Now I know I am only 21 and I don’t know everything. However, when it comes to eating, nutrition, and healthy living I like to think I am becoming an expert. First off, I have been through it all with eating from starvation to binging to dieting to moderating to well everything. You need a reason to eat, I have stories and picture I will gladly show you. I read books about it like Eat What Your Love, Love What You Eat, Intuitive Eating, and Woman, Food and God all in hopes of finding the right way to eat. I stalked blogs and waited patiently each month for my Self and Fitness magazines to come with advice.
Here’s the clincher:
After doing all of this research and being so damn knowledgeable about food, I spent much of my life not following what I had learned. Here I was with this dream to become a healthy living coach and I spent years dealing with anorexia followed by a short stint of binge eating. I was not promoting the healthy lifestyle I so strongly believed in.Perhaps what really made everything different is that I decided to not have rules with food and to find my own form of healthy eating. I talked about this months ago when I discussed how rules had ruined my relationship with food and that I was leaving them behind for good. This took a couple of months to really accomplish but these days, rules don’t dictate my days, I do.
You see, I have spent much of my life trying to eat the right amount to have the body I deemed perfect to be happy. I was unaware of the fact that I could do this without living by rules. I thought I had to monitor every bite I ate, restrict all things that were fattening, and work out whenever I could. There were my rules. Even after the eating disorder when I couldn’t follow one, well I threw the rest out the window which lead straight to binge town (Occupation 1 lonely girl). The fact was I didn’t rule food, food ruled me. And it was a breeding ground for eating disorders, negative talk, and toxic thoughts- all things I would never want for anyone else. I needed to accept that I do eat M&M’s in mass quantities at times and sometime one serving of pasta is not enough. Sometimes I am cranky and the run won’t help so I need to eat some chocolate. After years of restricting these types of indulgences from my life I am positive of the physical and mental need for these indulgences. However, even with this knowledge and personal experience, I would feel horribly ashamed that I did not eat perfectly and would vow to not eat them again.
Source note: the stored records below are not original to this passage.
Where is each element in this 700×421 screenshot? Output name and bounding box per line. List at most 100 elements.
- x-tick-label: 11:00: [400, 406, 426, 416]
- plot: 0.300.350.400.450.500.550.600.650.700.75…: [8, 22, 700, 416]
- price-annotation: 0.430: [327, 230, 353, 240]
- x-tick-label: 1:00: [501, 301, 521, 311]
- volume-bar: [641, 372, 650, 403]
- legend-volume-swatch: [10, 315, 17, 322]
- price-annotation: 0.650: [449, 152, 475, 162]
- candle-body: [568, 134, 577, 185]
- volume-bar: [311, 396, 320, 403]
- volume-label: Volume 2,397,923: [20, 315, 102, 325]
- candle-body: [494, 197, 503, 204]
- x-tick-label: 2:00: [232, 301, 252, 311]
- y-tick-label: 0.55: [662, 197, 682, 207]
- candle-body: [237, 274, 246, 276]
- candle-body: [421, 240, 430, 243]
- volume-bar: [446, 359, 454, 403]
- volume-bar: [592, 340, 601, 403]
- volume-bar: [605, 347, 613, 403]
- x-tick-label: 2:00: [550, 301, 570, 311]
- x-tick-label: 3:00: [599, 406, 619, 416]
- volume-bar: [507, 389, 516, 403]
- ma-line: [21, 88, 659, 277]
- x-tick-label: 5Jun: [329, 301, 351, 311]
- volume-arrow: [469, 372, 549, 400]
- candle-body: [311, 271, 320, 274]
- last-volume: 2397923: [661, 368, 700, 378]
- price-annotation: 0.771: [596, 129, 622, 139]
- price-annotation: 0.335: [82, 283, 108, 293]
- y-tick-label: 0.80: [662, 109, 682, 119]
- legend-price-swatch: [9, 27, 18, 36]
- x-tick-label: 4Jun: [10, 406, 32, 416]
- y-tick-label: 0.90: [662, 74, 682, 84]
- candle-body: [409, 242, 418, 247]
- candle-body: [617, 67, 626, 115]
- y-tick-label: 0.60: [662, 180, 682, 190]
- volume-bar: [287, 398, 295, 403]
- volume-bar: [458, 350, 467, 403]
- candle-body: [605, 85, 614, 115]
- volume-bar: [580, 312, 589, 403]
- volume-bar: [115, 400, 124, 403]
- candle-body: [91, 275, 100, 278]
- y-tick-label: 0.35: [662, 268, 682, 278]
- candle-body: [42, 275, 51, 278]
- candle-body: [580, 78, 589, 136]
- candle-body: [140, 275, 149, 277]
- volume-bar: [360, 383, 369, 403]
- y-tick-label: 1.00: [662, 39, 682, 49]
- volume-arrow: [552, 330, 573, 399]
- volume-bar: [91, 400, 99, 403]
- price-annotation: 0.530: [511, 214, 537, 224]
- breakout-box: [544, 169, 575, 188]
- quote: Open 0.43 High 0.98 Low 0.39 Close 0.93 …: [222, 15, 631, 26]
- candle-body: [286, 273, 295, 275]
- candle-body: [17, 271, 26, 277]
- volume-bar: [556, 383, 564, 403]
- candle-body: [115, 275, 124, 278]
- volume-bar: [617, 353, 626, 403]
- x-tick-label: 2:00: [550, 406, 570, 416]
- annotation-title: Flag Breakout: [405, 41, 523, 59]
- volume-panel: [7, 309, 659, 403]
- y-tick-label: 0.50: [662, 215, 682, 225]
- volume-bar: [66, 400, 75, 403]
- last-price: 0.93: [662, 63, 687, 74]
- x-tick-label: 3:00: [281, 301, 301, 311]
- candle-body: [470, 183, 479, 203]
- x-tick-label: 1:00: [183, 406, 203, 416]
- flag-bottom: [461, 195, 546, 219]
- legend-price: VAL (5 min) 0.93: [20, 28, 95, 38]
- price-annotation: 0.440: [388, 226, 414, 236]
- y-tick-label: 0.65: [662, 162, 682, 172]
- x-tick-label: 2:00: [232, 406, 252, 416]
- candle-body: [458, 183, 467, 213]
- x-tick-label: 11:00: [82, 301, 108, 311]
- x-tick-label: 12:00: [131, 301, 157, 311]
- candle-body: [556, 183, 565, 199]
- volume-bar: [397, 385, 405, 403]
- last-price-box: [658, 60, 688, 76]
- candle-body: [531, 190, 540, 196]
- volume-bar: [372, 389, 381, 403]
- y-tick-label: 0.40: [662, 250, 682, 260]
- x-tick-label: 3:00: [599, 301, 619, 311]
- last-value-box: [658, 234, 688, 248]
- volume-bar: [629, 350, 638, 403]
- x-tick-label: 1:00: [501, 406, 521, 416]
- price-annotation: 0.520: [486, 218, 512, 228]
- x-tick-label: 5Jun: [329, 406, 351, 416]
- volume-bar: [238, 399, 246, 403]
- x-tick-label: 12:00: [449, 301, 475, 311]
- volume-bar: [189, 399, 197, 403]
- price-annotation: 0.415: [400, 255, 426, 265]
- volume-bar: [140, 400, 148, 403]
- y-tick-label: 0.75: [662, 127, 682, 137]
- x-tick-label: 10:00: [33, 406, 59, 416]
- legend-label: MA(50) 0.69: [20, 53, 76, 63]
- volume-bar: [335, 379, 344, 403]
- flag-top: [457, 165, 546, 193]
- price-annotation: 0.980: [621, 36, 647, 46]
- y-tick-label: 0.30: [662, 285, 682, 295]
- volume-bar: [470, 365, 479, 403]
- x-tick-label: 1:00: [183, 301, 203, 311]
Go ahead and call me a hypocrite right not because I would never recomemand anyone restricting any food from their life. I felt I was once again alone in the world, and other people could indulge but I must live by rules 24/7. I was not allowed by some greater force in the world to enjoy eating food and I had to be better than that. But it did not stop there. Not only would I restrict but then I would feel guilty and then try to componsenate. If I was restricting, I was missing out and my Ed made me miss out and I did not want him back. I must make up for trying to diet and eat and eat and eat. However, the compensation would lead to more guilt which would lead to restricting and the cycle would continue. Quite the conundrum, right? Do you notice a pattern?
Guilt was at the center of my problem.
I threw it out. I no longer allowed myself to feel guilty and it was hard but I refused to be ashamed for how I ate. Whether it was healthy or not, I was not going to be ashamed of what I ate. I knew the lifestyle I wanted to promote, the kind that relies on intuitive eating and healthy choices to find happiness, and I needed to be the change I wanted to see. This worked in two ways: a) I could no longer feel guilty for something I ate in the past because in my world, I ate it because I wanted it and needed it in the moment (helloooo, less stress) and b) I began to make sure that my decision were something I would be proud of. So when I have the choice to eat sweets and I want it, I make sure I eat an amount that I know is normal because I don’t want to be ashamed later. I do not want to feel grossly full and lethargic so I stop when its becoming too much. When I find myself restricting or skipping meals, well I think of how that is never something I would promote and I need to act responsibly with my body.
I do not know if this makes sense, but it has made a world of different in my world. For the first time in my life, I am completely unaware of how many calories I eat a day and I cannot recall exactly what I ate yesterday morsel by morsel. I spend my days living. I make sure I eat so that I can live to the best of my ability. While M&Ms will not be a daily part of my diet, I know that eating them for a couple of days made some serious fun memories with my mom while we watched TV together that were more important than saving calories. I also know that for dinner that night, all I wanted was green beans and chicken sausage and it felt good to listen and eat a nutritious meal. I know that I don’t need to eat to run or run to eat but instead both are enjoyable hobbies of mine. I know many may notice that I make completely healthy choices most of the time but more noticeably, I am in the situation and not sitting back and analyzing the food.
So whats the point of this?
To introduce you to a new definition of healthy eating . Not one that is filled with rules about what you eat or your activity level but rather one that allows you to enjoy life. One that allows you to be proud of how you eat. One that allows you to make memories with friends and families instead of making food choices. One that promotes your well-being. This is my definition of healthy eating: Knowing each day I ate what I wanted and what my body needed.
What is your definition of healthy eating?